I nowhere claimed that remote work is a flat improvement over office work. I know that office work has its upsides and that easier communication is one of them. I also understand that people in Europe tend to have super-tiny homes that aren't really designed for setting up work spaces for several family members. I get that.
But the bottom line is that after weighing pros and cons, remote work is STILL laughably superior. It saves both the employer and the employee -massive- costs. For most people, remote work has shown to be overall more productive than working in an office, because it eliminates many of these unproductive meetings that are good for nothing but drinking coffee, and because people generally can concentrate better on their work at home than in a noisy cubicle farm and are happier for being in a familiar environment. The ONE thing that takes a bit more thought is communication. But it's 2020, and we have the tools for that. It's no biggie.
You correctly pointed out that not every change is progress. Our so-called modern work culture is built around people founding a family, then making dad commute two hours in one direction, mom commute two hours in the other direction, and the kids get raised by total strangers doing it for money and not because they love them. The total amount of work including the silly commute takes so much of our available time that all we then tend to do as family is eating mass-produced frozen food for dinner and watch TV, because we lack the energy to do anything else. If that's modern society, then I really want to have no part of it.

My daughter is about to grow out of the age I have to taxi her to school every day or check that she's doing her homework. I could go back to work. Given that everybody seems to look for software engineers, I suppose there is even demand for me. But honestly, if somebody would tell me that I have to commute to an office five days a week to do the same work I can do at home, I'd just laugh at them and walk away. I don't want to work for dinosaurs.

Eike
KimyriellePS: I am not sure if I like being associated with people who generally don't like to communicate. If I would be anti-social, why oh why would I even post here?

Well, there's communication and communication. I'm introvert myself and online communication is easier for me.

I like both parts of communication. The personal and online sort of. I just don't want to drive for a total of three to four hours a day just to talk to 2 or 3 people in person for 20 minutes each, when I could do this ALMOST as effectively from home, save $100 a week in gas in the process, and spend said 3-4 hours a day with my family instead.

Honestly, office work-culture cannot die fast enough for me.


Last edited by Kimyrielle on 4 April 2020 at 8:38 pm UTC
DrMcCoy 4 April 2020 at 8:43 pm UTC
KimyrielleOur so-called modern work culture is built around people founding a family, then making dad commute two hours in one direction, mom commute two hours in the other direction

No, that's just the broken US.

My commute is 20 minutes by bicycle or public transportation. We have 2- or 3- people offices, with doors and all.
Children also don't need to be taxied to school, they walk, bike or take public transportation.

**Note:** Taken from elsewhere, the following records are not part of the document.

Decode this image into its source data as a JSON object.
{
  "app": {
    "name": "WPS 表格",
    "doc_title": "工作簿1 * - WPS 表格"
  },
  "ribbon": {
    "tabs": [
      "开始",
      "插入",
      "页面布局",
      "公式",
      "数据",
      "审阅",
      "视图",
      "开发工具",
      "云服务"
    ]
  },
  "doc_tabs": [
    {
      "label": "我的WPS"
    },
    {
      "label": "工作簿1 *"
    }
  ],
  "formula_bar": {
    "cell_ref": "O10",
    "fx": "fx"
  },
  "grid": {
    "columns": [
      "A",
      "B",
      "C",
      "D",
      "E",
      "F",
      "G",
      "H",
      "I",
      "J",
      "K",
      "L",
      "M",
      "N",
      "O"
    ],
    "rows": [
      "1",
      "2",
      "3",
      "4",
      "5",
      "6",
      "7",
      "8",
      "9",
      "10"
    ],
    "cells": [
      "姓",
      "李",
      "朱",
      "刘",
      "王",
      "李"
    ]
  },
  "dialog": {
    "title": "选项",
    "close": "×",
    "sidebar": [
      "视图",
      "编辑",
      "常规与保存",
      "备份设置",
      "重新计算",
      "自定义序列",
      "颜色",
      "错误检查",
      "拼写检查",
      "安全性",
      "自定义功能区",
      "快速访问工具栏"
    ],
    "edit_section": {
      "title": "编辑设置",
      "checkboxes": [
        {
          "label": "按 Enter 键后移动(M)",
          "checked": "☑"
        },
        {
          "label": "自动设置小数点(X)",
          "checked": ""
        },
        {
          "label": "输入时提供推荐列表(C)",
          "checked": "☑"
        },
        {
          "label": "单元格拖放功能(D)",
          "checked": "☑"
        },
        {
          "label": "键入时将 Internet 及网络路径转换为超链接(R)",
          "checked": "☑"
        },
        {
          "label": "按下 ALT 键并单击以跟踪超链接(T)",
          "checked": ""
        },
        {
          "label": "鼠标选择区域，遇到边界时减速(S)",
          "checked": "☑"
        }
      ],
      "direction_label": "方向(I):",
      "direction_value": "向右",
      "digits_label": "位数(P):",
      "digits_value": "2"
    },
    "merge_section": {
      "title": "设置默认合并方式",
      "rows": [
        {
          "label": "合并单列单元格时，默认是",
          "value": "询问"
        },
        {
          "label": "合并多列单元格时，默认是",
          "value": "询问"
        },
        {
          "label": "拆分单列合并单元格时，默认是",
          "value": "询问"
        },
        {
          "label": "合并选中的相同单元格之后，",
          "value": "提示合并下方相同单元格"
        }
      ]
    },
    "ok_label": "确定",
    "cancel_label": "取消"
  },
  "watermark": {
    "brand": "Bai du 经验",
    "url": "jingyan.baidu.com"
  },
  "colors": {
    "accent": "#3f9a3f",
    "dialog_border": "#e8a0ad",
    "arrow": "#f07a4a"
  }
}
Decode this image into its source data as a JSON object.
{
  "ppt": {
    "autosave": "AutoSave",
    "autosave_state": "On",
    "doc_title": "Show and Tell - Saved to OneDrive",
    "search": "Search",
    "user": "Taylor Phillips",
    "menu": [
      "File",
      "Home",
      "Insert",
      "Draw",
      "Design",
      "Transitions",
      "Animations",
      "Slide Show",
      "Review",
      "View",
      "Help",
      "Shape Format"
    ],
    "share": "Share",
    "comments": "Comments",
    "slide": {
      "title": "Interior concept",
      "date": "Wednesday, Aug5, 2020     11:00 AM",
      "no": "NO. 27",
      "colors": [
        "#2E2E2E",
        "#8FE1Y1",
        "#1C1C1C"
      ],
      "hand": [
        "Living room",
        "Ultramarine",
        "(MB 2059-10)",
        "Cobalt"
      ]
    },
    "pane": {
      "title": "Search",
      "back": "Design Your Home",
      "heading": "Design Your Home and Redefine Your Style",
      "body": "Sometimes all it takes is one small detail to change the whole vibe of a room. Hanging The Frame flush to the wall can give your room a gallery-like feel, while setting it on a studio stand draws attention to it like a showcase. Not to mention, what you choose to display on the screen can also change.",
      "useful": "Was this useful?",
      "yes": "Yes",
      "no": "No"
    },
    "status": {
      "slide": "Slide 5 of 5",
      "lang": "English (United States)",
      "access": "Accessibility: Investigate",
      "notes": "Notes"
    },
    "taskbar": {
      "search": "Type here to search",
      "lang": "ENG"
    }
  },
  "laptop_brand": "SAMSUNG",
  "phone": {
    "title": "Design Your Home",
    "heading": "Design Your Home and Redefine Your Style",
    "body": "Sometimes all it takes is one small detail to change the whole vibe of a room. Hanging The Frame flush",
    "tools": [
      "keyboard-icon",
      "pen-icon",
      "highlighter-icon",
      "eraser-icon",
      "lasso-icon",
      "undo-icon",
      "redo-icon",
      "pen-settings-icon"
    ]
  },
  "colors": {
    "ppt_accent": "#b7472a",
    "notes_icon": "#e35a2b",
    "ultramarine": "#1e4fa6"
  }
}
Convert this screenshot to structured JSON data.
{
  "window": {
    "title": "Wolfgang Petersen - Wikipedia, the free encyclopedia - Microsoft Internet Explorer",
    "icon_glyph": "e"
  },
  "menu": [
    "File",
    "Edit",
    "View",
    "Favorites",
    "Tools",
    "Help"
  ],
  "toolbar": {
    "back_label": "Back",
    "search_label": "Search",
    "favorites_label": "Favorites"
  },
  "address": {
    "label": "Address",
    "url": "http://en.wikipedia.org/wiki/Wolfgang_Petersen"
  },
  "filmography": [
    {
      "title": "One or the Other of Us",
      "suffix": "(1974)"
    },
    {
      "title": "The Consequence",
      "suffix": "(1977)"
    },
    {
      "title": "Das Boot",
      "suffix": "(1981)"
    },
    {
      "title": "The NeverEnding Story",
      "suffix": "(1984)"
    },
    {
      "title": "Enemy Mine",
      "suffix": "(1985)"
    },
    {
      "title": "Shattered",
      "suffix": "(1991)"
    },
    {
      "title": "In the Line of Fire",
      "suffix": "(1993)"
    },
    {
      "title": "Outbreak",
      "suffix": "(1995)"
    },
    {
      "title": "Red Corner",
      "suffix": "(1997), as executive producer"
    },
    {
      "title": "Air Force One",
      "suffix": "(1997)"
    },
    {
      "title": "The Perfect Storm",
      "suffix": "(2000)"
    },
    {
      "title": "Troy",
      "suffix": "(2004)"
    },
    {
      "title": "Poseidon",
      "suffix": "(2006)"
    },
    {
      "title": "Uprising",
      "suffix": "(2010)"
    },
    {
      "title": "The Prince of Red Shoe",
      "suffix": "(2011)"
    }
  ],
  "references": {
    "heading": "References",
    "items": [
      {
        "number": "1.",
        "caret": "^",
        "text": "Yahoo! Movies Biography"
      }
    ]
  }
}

Last edited by DrMcCoy on 4 April 2020 at 8:44 pm UTC
Kimyrielle 4 April 2020 at 9:15 pm UTC
DrMcCoy
KimyrielleOur so-called modern work culture is built around people founding a family, then making dad commute two hours in one direction, mom commute two hours in the other direction

No, that's just the broken US.

My commute is 20 minutes by bicycle or public transportation. We have 2- or 3- people offices, with doors and all.
Children also don't need to be taxied to school, they walk, bike or take public transportation.

I guess that's the upside of living in a society building tiny homes where you can't move around without bumping into some wall after a step or two. Density like that makes commuting shorter, I guess?

Yeah, our cities are nothing like that.

I'd still rather work from my decently large home and not commute at all. It's preferable over living in a tiny house AND have to commute.

Sometimes you can have the cake and eat it, I guess?